Des scientifiques ont découvert des bactéries vivantes dans les restes d'Ötzi, l'homme des glaces momifié il y a plus de cinq millénaires. À leurs côtés, ils ont trouvé des champignons qui ont poussé après sa mort. Cette découverte indique que des microbes anciens peuvent rester actifs, offrant des pistes sur la survie dans des conditions extrêmes et des applications possibles en médecine ou en conservation des aliments.
Implications technologiques pour la biologie et la conservation 🧬
Cette découverte permet d'analyser comment certains micro-organismes parviennent à résister à la dessiccation et au froid extrême pendant des millénaires. D'un point de vue technique, leur étude pourrait être appliquée au développement de méthodes de cryoconservation plus efficaces pour les tissus ou les aliments.
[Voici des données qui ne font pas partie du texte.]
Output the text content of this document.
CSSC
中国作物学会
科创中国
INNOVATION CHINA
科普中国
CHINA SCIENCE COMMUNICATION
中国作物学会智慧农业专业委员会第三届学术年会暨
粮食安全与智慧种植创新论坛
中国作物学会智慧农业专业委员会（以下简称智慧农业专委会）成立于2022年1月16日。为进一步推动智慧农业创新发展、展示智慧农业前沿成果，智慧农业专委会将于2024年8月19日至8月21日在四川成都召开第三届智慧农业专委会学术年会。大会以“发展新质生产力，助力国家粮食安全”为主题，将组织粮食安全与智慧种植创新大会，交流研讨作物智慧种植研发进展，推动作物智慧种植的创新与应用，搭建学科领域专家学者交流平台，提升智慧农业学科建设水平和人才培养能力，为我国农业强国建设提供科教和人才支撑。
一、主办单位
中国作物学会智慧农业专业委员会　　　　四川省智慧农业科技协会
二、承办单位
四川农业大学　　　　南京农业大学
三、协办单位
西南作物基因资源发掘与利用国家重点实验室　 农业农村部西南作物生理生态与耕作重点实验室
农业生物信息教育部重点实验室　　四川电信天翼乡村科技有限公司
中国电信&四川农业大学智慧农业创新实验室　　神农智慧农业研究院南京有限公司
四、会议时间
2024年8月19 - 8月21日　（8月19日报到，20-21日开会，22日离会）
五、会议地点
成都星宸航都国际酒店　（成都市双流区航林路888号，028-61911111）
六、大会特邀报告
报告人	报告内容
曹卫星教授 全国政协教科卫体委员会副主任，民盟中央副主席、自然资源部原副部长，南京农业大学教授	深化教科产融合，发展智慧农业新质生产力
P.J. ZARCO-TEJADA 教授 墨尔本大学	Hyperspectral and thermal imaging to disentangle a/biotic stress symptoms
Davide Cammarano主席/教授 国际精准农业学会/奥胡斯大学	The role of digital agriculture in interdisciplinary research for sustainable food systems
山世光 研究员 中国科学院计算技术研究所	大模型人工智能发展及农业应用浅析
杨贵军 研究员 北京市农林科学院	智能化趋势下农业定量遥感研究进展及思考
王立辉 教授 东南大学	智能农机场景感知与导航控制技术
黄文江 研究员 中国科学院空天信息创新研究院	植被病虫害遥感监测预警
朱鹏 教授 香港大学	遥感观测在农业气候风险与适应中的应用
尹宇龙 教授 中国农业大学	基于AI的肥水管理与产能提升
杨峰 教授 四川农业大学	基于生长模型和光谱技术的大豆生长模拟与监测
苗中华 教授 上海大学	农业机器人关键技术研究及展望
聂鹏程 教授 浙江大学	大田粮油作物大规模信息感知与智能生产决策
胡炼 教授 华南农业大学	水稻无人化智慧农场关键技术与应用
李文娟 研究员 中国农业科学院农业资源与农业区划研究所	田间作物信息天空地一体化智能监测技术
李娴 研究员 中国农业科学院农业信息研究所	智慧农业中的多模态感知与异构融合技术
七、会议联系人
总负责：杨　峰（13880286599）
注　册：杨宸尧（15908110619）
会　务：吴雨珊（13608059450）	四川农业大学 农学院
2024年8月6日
Elle ouvre également des voies pour étudier les pathogènes anciens et comprendre leur évolution, ce qui aiderait à préparer des réponses face à d'éventuelles maladies émergentes. La capacité de ces microbes à se réactiver après des siècles d'inactivité est un phénomène que la science commence à peine à comprendre.
Ötzi, l'hôte qui n'a pas demandé le dîner 🍽️
Après 5300 ans, Ötzi continue de faire l'actualité non pas pour son équipement en cuivre ou son dernier menu, mais pour les locataires qu'il a laissés entrer. Il s'avère que son corps est devenu un Airbnb pour des bactéries et des champignons qui n'ont même pas payé de loyer. Le pire, c'est que ces invités tardifs, en plus de ne rien apporter, s'attribuent tout le mérite scientifique. Au moins, Ötzi peut se vanter d'avoir la flore intestinale la plus ancienne du monde, même si personne ne lui a demandé s'il voulait être l'hôte d'une expérience millénaire.